Prior to Advisory Committee member Taylor’s appeal, another member of the
committee, Nicole Morado, resigned in outrage over the police-perpetrated
killing of environmental activist Terán by Georgia State Patrol trooper the
day they were shot on January 18. Terán, whose chosen name was Tortuguita,
was shot and killed by police during a violent raid on a protest encampment
in the South River Forest that has blockaded construction on the training
center for months.

The Georgia Bureau of Investigation (GBI) initially said Tortuguita was
shot and killed after allegedly firing a gun and injuring a Georgia state
trooper during the raid, but body-worn camera video
<https://truthout.org/articles/video-raises-questions-about-tortuguitas-death-at-cop-city-amid-permit-appeal/>
from an Atlanta Police Department (APD) unit released this month appears to
show officers suggesting that the trooper was shot by friendly fire in the
initial moments after the shooting. The GBI has stated that their ongoing
investigation of the shooting “does not support” the officers’ statements
and that they will release all video evidence when the investigation is
complete.

Tortuguita’s family released a statement
<https://twitter.com/ByTylerEstep/status/1623732625511796736/photo/1>
responding to the release of the body camera footage, saying the videos
raise “more questions than they answer, but confirm the family’s worst
fears that Manuel was massacred in a hail of gunfire. The videos also show
the clearing of the forest was a paramilitary operation that set the stage
for excessive use of force.” They have joined community activists in
calling for investigation of the shooting completely independent of the
GBI, DeKalb County police and the APD, and for the agencies to share the
evidence they have gathered with the family in a face-to-face meeting.
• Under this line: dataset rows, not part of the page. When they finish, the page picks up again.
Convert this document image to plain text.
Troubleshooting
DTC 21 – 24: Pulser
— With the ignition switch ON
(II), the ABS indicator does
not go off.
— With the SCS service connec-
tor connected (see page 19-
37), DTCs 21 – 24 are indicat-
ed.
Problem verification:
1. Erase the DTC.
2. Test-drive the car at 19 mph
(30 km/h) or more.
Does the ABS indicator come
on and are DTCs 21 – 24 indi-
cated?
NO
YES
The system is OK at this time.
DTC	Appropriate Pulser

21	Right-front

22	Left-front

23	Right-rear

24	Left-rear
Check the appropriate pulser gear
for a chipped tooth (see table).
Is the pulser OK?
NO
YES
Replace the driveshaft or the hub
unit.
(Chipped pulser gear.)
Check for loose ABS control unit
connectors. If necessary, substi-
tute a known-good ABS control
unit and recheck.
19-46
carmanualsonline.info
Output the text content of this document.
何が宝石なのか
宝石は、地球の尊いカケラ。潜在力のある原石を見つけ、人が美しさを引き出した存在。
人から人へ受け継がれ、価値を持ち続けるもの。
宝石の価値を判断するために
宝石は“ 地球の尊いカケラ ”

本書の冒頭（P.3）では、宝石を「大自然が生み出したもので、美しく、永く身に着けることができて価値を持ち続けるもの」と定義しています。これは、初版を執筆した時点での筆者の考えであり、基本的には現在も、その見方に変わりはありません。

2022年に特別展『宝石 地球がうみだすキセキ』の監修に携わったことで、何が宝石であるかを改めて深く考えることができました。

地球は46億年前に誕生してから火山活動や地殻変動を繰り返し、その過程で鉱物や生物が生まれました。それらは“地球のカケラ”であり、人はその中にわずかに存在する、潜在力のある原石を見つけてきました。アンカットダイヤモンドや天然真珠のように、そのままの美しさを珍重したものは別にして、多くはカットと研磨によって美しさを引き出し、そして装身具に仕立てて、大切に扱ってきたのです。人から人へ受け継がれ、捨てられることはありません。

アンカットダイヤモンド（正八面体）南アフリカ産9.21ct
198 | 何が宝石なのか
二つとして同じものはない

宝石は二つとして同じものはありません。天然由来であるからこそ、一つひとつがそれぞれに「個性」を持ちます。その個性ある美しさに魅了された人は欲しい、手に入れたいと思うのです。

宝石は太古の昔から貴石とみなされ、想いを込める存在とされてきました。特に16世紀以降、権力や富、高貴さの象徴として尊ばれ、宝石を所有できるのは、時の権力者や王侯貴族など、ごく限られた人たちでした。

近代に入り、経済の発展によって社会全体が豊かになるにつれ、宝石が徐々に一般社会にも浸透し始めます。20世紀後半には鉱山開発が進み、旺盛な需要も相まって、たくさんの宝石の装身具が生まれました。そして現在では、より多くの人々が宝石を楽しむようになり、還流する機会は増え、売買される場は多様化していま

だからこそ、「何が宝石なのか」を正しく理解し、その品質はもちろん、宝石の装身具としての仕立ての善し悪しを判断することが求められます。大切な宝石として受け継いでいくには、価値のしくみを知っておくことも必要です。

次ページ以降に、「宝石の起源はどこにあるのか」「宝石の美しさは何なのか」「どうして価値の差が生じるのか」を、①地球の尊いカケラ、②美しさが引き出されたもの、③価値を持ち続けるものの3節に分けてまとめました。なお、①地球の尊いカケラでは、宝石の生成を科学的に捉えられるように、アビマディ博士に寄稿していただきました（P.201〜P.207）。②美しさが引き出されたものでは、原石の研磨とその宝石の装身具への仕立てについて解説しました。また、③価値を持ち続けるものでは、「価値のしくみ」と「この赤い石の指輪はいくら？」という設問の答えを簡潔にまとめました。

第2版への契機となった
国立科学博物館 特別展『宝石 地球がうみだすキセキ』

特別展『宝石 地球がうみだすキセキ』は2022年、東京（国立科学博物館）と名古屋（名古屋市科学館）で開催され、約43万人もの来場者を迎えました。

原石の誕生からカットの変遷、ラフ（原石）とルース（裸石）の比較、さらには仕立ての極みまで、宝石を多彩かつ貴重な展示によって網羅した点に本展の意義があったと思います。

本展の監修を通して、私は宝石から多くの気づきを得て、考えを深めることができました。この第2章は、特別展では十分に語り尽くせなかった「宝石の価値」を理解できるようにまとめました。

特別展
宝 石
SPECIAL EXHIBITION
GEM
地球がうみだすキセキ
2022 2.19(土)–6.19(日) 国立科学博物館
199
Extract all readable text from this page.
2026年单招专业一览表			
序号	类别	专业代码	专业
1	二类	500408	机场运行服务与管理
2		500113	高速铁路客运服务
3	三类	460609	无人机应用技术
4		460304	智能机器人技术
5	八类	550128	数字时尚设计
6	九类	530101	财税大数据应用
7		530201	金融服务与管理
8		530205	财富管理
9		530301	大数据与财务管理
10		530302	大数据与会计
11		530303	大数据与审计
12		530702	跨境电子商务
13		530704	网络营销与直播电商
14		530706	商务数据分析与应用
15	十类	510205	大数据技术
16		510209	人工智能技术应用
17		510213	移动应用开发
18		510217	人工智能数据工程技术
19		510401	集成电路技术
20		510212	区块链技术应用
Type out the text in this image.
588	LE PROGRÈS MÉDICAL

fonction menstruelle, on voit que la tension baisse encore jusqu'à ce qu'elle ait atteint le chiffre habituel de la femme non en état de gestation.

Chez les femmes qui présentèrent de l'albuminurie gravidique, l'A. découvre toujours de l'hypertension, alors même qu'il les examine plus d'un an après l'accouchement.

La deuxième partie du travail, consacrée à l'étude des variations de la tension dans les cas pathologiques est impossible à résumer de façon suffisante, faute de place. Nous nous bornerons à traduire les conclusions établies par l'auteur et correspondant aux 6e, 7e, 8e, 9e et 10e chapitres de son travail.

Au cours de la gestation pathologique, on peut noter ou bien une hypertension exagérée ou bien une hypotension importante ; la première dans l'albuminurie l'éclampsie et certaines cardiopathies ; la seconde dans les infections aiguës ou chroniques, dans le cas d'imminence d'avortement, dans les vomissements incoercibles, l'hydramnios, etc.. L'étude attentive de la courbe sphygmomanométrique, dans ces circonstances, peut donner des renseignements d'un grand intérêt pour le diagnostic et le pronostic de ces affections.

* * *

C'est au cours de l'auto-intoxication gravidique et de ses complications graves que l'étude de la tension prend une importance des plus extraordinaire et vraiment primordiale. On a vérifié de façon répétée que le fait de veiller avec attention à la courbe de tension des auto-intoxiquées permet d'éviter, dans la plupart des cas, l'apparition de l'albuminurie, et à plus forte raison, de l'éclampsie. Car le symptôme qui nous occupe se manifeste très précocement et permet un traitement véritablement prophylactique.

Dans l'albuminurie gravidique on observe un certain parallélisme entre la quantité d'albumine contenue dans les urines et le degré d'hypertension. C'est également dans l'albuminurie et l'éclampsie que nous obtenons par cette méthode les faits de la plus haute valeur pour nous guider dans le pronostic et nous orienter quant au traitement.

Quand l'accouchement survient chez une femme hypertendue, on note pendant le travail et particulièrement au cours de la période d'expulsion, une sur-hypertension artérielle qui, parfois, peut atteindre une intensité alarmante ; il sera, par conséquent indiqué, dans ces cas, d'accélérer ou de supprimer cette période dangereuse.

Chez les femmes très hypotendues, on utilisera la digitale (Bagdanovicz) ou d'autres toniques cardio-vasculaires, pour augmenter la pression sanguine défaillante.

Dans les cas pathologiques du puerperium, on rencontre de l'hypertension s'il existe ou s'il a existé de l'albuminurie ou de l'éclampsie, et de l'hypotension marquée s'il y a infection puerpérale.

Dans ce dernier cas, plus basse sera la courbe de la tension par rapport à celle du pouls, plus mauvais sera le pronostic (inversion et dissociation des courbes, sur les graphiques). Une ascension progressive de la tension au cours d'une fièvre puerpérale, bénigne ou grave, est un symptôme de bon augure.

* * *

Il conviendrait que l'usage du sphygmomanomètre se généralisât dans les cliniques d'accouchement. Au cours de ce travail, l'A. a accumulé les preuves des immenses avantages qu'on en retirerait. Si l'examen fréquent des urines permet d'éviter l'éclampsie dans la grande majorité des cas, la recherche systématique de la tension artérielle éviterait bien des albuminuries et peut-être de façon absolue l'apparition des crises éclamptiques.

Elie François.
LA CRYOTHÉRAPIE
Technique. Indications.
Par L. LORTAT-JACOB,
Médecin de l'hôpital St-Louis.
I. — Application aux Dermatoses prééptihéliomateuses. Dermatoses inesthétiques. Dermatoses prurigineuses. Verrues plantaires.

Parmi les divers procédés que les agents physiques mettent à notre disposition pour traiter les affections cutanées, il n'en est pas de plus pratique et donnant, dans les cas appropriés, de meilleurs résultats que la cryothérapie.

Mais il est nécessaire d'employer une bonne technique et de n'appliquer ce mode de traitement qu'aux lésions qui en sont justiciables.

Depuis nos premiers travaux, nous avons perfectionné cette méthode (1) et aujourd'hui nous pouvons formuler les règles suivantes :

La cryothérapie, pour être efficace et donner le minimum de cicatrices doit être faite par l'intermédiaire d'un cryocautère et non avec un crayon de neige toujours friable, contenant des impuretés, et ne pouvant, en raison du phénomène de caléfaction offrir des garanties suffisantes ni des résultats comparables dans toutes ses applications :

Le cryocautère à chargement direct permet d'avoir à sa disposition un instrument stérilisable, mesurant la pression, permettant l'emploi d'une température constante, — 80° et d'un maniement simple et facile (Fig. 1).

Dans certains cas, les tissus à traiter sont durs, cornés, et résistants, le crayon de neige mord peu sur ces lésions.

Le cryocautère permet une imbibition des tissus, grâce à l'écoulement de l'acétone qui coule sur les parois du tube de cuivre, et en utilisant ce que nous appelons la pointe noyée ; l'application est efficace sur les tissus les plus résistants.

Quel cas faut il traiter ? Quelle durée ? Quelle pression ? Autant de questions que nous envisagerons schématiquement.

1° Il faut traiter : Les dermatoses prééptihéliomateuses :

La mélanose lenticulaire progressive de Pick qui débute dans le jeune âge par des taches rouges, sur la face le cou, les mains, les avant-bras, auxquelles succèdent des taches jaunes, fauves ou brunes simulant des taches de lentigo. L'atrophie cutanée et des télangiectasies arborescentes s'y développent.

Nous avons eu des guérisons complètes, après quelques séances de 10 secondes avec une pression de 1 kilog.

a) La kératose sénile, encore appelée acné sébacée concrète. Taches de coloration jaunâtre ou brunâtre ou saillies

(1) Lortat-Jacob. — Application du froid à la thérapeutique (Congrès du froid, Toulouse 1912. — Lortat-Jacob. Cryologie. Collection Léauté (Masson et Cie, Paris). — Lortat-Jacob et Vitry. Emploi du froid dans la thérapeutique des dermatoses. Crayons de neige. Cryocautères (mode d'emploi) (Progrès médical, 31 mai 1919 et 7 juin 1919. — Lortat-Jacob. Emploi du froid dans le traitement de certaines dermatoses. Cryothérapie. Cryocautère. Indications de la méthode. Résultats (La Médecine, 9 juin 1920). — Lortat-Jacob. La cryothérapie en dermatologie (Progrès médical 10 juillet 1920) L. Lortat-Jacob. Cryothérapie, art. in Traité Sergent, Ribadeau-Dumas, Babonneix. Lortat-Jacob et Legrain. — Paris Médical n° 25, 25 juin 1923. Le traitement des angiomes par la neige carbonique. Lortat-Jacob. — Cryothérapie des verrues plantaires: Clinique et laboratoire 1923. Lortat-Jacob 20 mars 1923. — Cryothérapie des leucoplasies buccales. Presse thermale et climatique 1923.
Over the course of December and January, 19 opponents of the police
training center have been charged with felonies under Georgia’s rarely used
2017 domestic terrorism law, including participants of the recent uprising.
A *Grist *review <https://grist.org/protest/atlanta-cop-city-terrorism/> of
20 arrest warrants shows that none of those hit with terrorism charges are
accused of seriously injuring anyone, and that many of the alleged acts of
“domestic terrorism” consist solely of trespassing in the woods, camping or
occupying a tree house.

The Superior Court’s ruling last week also comes after former Emory
University President Claire Sterk stepped down from the board of the
Atlanta Police Foundation and as a growing student movement opposed to the
training center gains momentum at historically Black and other colleges in
Atlanta. Sterk resigned from the board after more than 200 health care
workers and students affiliated with Emory signed a letter
<https://docs.google.com/document/d/1lTlQGzf5qlNGabV98uqC4BJ9leBruk7TgsW1V0eDc_I/edit>
calling for her resignation.

The land around the site slated to become the training center is associated
with the Old Atlanta Prison Farm
<https://itsgoingdown.org/slave-labor-overcrowding-and-unmarked-graves-the-buried-history-of-atlanta-city-prison-farm/>,
a complex of farms sold in a land lottery to a chattel slave plantation.
The site became a city-operated prison
<https://atlpresscollective.com/2021/08/14/history-of-the-atlanta-city-prison-farm/>
and dairy farm where incarcerated people were forced to grow crops and
raise livestock to feed the populations of other city prisons from about
1920 to 1989, according to the Atlanta Community Press Collective. Today,
the area continues to host a shooting range, juvenile detention facility
and the Helms state prison.

The struggle against the training center has brought activists against
police violence together with environmental activists as well as Muscogee
(Creek) tribal members, whose ancestors originally inhabited the land
before their forced removal in the early 19th century. Highlighting the
intersection of the training center’s social and environmental injustices,
they point out that not only is the South River Forest and watershed, known
to the Muscogee as the Weelaunee Forest, one of the city’s most important
defenses in the face of the worsening climate crisis, it’s also long been
the site of racist displacement, enslavement and carceral subjugation.